Дульсинея и Тобольцев, или 17 правил автостопа

22
18
20
22
24
26
28
30

– Ни во что я не вляпался, мама! Просто хочу сменить обстановку. Надоела мне Москва.

– Вот что ты к пацану прицепилась! – неожиданно приходит на помощь Ивану бабуля. – Устал – так немудрено не устать в этой Москве. Чаю налей да спать положи ребенка.

– Спать?! – Иван демонстративно поворачивает к себе запястье, чтобы увидеть циферблат. – На чай согласен, на спать – нет. Где там твои кроссворды, ба?

– Тоже хорошее дело, – радостно кивает Антонина Марковна, опуская на нос очки. – Да тут они у меня, Ванечка, под рукой. Сейчас только карандаш найду.

* * *

Занимаясь уборкой, Дуня навела порядок не только в своей квартире, но и в голове. Все же физический труд способствует ясности ума и восстановлению внутреннего равновесия. Или хотя бы его подобия.

Орудуя тряпкой и пылесосом, она ни о чем не думала. И при этом – думала обо всем сразу. О том, что «госТИНцы» Тихому понравились и что все отделочные работы успели сделать вовремя. Лишь высокие стульчики для малышей не привезли к сроку. Но это не ее вина – проблемы у поставщиков.

Думала о том, что уход от Ильи – правильное решение, иначе не было бы сейчас так… свободно. Изматывающе больно, ноюще опустошенно и все же… удивительно свободно. Когда Дуня начала размышлять о том, как он там сейчас, – засосало под ложечкой, и она заставила себя переключиться. Об Илье еще подумается, и не раз, но не сегодня. Иначе уйдет только-только начавшее появляться равновесие.

Спать она легла в чистую, вкусно пахнущую постель, положив найденный браслет на тумбочку рядом. А потом долго смотрела на его очертания в темноте.

* * *

В квартире новая хорошая мебель – Ваниными стараниями. И нет уже того старого скрипучего дивана, на котором повернуться лишний раз было страшно и чьи пружины были отнюдь не немыми свидетелями ночной жизни того, кто на этом диване спал. Новый диван широкий, удобный и совершенно бесшумный: вертись – не хочу.

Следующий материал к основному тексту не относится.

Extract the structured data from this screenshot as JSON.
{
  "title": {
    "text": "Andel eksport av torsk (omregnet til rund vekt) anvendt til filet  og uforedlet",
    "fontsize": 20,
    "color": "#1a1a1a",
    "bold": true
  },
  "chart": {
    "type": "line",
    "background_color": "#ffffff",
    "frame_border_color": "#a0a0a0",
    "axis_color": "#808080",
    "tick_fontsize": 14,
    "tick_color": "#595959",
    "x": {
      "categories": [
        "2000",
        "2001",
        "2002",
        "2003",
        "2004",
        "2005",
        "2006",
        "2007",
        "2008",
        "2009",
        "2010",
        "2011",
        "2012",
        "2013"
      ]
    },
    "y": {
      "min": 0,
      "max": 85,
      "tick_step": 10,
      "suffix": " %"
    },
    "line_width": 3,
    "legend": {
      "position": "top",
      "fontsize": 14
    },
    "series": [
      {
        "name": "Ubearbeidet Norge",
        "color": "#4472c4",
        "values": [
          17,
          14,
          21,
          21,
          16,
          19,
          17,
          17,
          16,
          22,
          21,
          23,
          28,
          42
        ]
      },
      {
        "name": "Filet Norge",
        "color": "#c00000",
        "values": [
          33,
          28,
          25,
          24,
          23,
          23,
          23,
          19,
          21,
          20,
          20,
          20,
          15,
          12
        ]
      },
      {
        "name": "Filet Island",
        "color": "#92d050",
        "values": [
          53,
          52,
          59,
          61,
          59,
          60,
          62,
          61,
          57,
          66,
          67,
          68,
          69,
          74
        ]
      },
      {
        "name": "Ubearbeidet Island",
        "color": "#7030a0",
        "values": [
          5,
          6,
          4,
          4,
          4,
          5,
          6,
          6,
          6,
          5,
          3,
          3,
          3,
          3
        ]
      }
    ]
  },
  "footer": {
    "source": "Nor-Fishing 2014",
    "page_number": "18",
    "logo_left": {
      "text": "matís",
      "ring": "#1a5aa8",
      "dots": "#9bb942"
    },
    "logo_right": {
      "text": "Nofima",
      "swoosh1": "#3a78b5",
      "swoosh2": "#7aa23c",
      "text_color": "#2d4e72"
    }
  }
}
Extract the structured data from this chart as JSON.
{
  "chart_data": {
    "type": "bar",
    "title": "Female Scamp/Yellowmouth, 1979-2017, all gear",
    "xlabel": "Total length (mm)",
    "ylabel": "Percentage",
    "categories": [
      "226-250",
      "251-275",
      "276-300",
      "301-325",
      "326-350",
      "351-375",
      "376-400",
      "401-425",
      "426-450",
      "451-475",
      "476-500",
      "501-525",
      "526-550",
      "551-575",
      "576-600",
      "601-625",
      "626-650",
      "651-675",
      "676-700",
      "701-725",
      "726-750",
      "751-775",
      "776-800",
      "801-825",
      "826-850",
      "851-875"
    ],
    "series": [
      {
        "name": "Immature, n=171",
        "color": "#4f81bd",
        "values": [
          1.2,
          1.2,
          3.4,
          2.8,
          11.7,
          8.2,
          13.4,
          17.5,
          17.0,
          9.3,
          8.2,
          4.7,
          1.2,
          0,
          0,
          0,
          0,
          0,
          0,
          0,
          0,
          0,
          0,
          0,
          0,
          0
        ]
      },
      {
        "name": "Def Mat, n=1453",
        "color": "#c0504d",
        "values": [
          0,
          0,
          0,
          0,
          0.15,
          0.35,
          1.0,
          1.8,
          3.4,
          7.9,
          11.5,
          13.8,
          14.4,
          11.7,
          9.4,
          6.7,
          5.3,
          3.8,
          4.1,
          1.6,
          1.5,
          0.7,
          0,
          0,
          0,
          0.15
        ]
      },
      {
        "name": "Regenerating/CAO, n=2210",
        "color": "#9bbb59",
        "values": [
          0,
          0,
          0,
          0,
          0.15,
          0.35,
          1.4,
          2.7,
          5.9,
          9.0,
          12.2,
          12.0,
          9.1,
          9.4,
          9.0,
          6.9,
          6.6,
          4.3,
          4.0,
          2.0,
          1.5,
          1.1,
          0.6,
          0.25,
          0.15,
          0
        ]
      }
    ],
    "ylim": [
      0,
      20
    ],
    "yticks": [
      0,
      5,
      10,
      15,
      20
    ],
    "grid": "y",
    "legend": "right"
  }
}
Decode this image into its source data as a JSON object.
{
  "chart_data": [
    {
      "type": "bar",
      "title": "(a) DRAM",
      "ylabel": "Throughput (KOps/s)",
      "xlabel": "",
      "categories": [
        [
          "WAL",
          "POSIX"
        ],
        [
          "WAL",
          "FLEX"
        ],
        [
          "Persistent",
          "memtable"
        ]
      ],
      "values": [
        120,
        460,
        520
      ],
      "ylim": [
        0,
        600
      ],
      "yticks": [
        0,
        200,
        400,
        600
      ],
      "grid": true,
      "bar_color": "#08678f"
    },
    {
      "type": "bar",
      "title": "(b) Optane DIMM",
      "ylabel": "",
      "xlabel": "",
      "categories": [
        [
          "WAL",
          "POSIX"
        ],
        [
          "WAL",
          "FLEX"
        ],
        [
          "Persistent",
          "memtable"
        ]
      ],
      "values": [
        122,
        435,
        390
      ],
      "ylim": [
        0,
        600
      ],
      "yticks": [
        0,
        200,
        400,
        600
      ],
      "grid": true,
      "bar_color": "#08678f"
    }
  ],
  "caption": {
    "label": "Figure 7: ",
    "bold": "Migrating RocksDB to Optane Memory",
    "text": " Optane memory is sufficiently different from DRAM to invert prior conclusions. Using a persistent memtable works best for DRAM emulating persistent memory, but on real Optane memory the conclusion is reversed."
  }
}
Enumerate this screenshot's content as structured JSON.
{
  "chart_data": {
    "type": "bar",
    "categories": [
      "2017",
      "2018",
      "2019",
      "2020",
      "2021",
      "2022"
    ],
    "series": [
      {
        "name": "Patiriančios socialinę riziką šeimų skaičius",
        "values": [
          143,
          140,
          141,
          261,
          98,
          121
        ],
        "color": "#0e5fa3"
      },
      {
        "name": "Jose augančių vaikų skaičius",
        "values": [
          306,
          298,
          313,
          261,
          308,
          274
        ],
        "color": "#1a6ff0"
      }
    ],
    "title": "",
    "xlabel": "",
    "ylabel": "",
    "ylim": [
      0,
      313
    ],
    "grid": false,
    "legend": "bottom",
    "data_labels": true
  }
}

Иван лежал на спине, наблюдая рисунок теней на потолке. Сна ни в одном глазу. Мыслей в голове почему-то тоже не было. После круговерти размышлений, образов, страхов, надежд, разочарований и всего остального, что занимало его в последние месяцы, – сейчас не думалось вообще ни о чем. Лежал, слушал тиканье маятника на старых, настенных, еще дедовых часах, смотрел на тени на потолке. И ни о чем не думал.

Едва слышно щелкнула собачка замка двери, отделяющей зал от коридора.

– Сынок, ты почему не спишь? Неудобно тебе? Душно? Или, может быть, холодно?

– А ты откуда знаешь, что не сплю? – Ваня сел, удерживая одеяло. Ида Ивановна подошла и устроилась на краю дивана.

– Я знаю, как ты дышишь, когда спишь. У тебя в три года была двухсторонняя пневмония. Я с тех пор твое дыхание помню. И потом, ты же знаешь, у меня абсолютный слух.

– Ясно, – что еще сказать, Иван не знал. А мать неожиданно продолжила:

– Ваня… Скажи мне правду. У тебя неприятности? Я… могу чем-то помочь?

– Нет у меня никаких неприятностей. Ты же столько раз в последнее время просила, чтобы я приехал. Вот. Я приехал. Что тебя не устраивает?

Только замолчав, Тобольцев понял, каким раздраженным тоном говорил. Черт. Никуда не годится.

– Меня, Ванечка, все устраивает. Я только за тебя переживаю. Очень. Мне кажется, у тебя что-то случилось.

У Иды Ивановны Тобольцевой и в самом деле абсолютный слух, и она в каком-то смысле является достопримечательностью музыкальной школы, в которой работает. У ее сына абсолютного слуха нет, но музыкальный – вполне развит. Да и обычного бы слуха хватило, чтобы уловить тихий всхлип.